The main reason that we find polyamorous relationships so difficult to understand is that notions of exclusivity are so completely tied in with our concepts of love and romance. Pop songs focus around the complementary idea of being “the only one” or “one in a million”. A couple of years ago, Rihanna warbled in ecstasy through the sound speakers of every club in the United KIngdom about being made to feel like the only girl in the world. And we all sang along, from Newcastle to Southampton: completely, completely getting that universal longing to be set apart, singled out. Much of the value of love seemingly relies upon on the notion that it is given as a very precious rarity. I would be very interested in listening to some polyamorous pop music if anyone could recommend any. I would very much like to know what different adjectives and similes are used to convey passionate emotion for their various lovers, without any tension or guilt.

Furthermore, the structure of a relationship is for me always based on the symmetry and balance between two loving people. People often describe themselves and their partner as fitting together perfectly, like jigsaw pieces. Its common for them use phrases such as “two peas in a pod” and buy each other cards where two Flamingoes join beaks to make a heart shape. Rom Coms rely upon the rather slushy notion that there are men and women in the world, or at least in 1990s New York, who are made for each other and who will eventually get together despite the odds being stacked comically against them. I must admit that I am a complete sucker, hook, line and sinker, for this kind of film. There is something so satisfying about the science like predictability of the ending: similar to the feeling of a perfectly fitting shoe or piecing two lego bricks together. Furthermore, we as human beings seemingly never tire of animal stories where two animals appear to be showing exclusive human like love towards each other. So many people have excitedly told me over the years about how penguins mate exclusively for life, as if this is somehow indicative of their overall “niceness”. What is less fondly spoken about is the fact that some seals like to practice sex by humping penguins. I guess that this phenomenon just doesn’t have the same neatness to it.

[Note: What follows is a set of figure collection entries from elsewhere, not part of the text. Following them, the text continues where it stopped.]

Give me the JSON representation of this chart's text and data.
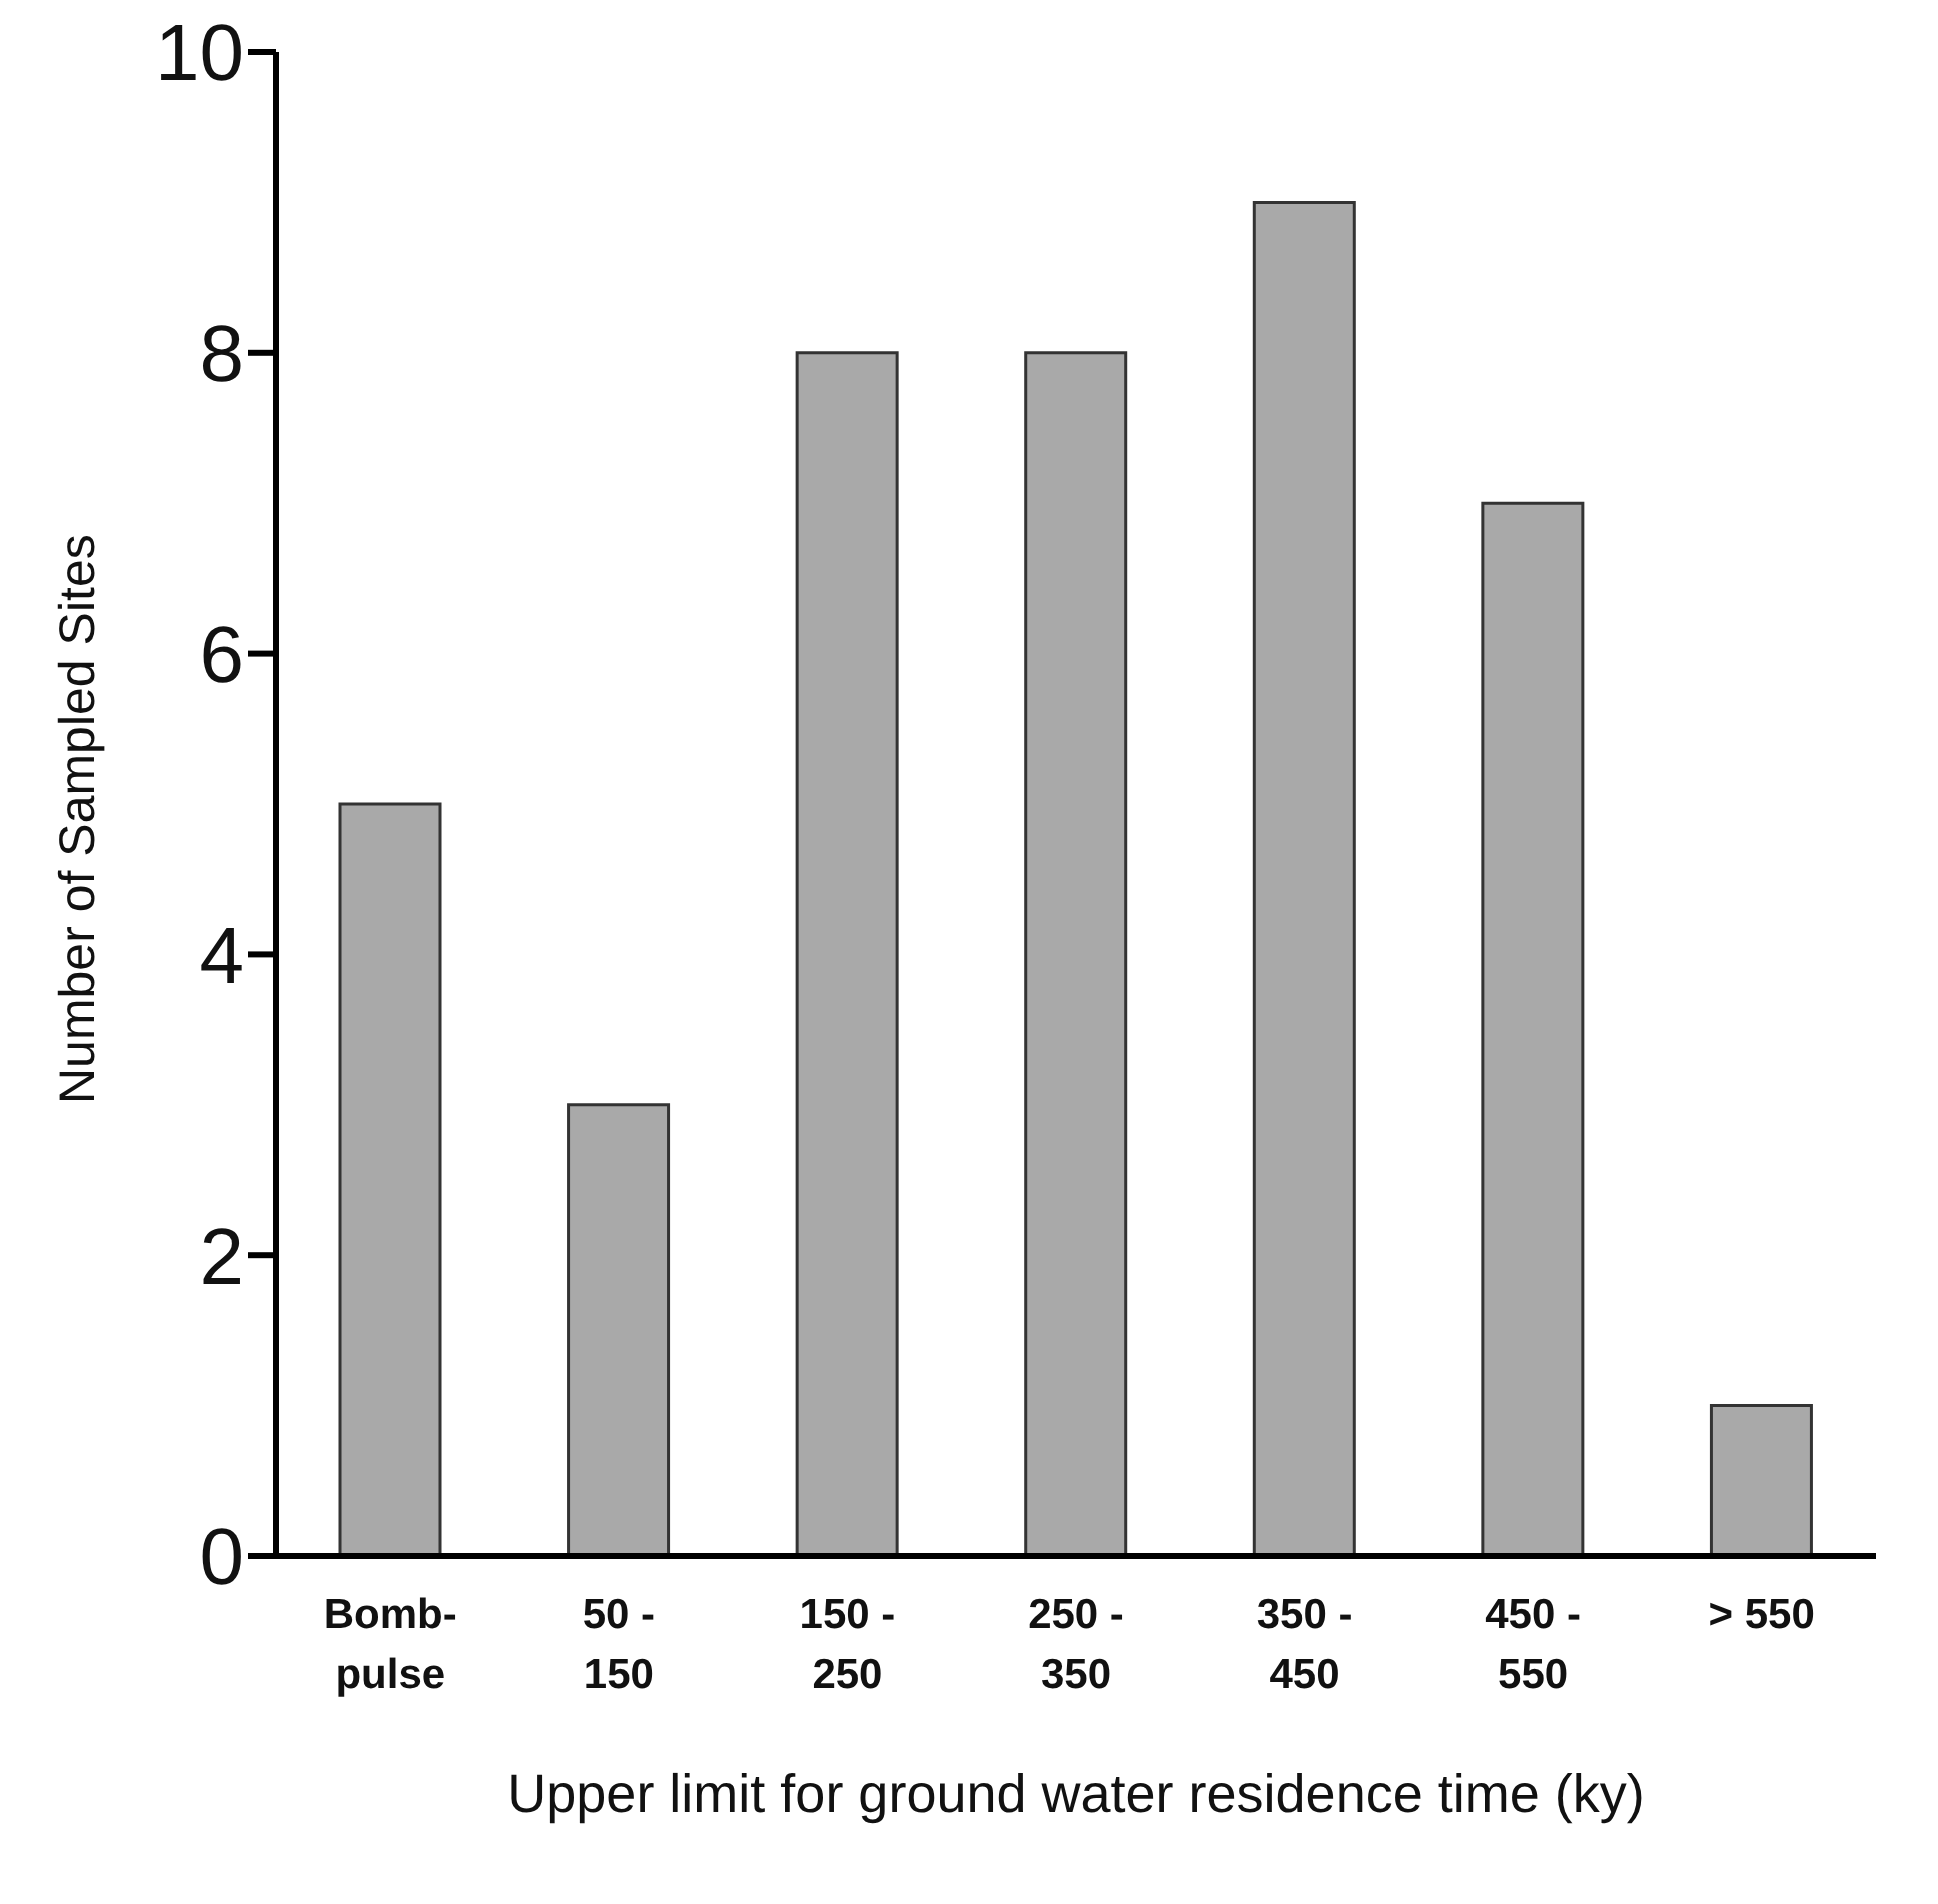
{
  "chart_data": {
    "type": "bar",
    "xlabel": "Upper limit for ground water residence time (ky)",
    "ylabel": "Number of Sampled Sites",
    "categories": [
      "Bomb-\npulse",
      "50 -\n150",
      "150 -\n250",
      "250 -\n350",
      "350 -\n450",
      "450 -\n550",
      "> 550"
    ],
    "values": [
      5,
      3,
      8,
      8,
      9,
      7,
      1
    ],
    "color": "#a9a9a9",
    "ylim": [
      0,
      10
    ],
    "yticks": [
      0,
      2,
      4,
      6,
      8,
      10
    ],
    "grid": false,
    "legend": false
  }
}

I am not sure that a polyamorous relationship would suit everyone. Speaking personally, there is nothing quite so wonderful as finding that one other person who truly gets you. So often in life, you are one of many. A face in the crowd, a head and shoulders above a desk, two buttocks on a bus seat. I for one am still head over heels in love with the notion of the monogamous relationship, social construct or not. However, I can completely appreciate polyamory an alternative and perfectly happy way of life. Any relationship that is honest, loving and brings joy to all participants can after all only be a positive thing. Maybe asking if a polyamorous relationship is ideal is the wrong question. Perhaps we should stop examining whether such a union would be ideal; after all, can any relationship ever be completely ideal? If three people or more love each other then it is only right and humane that they should be granted the same rights to express that love in an understanding and equal society, just like everybody else.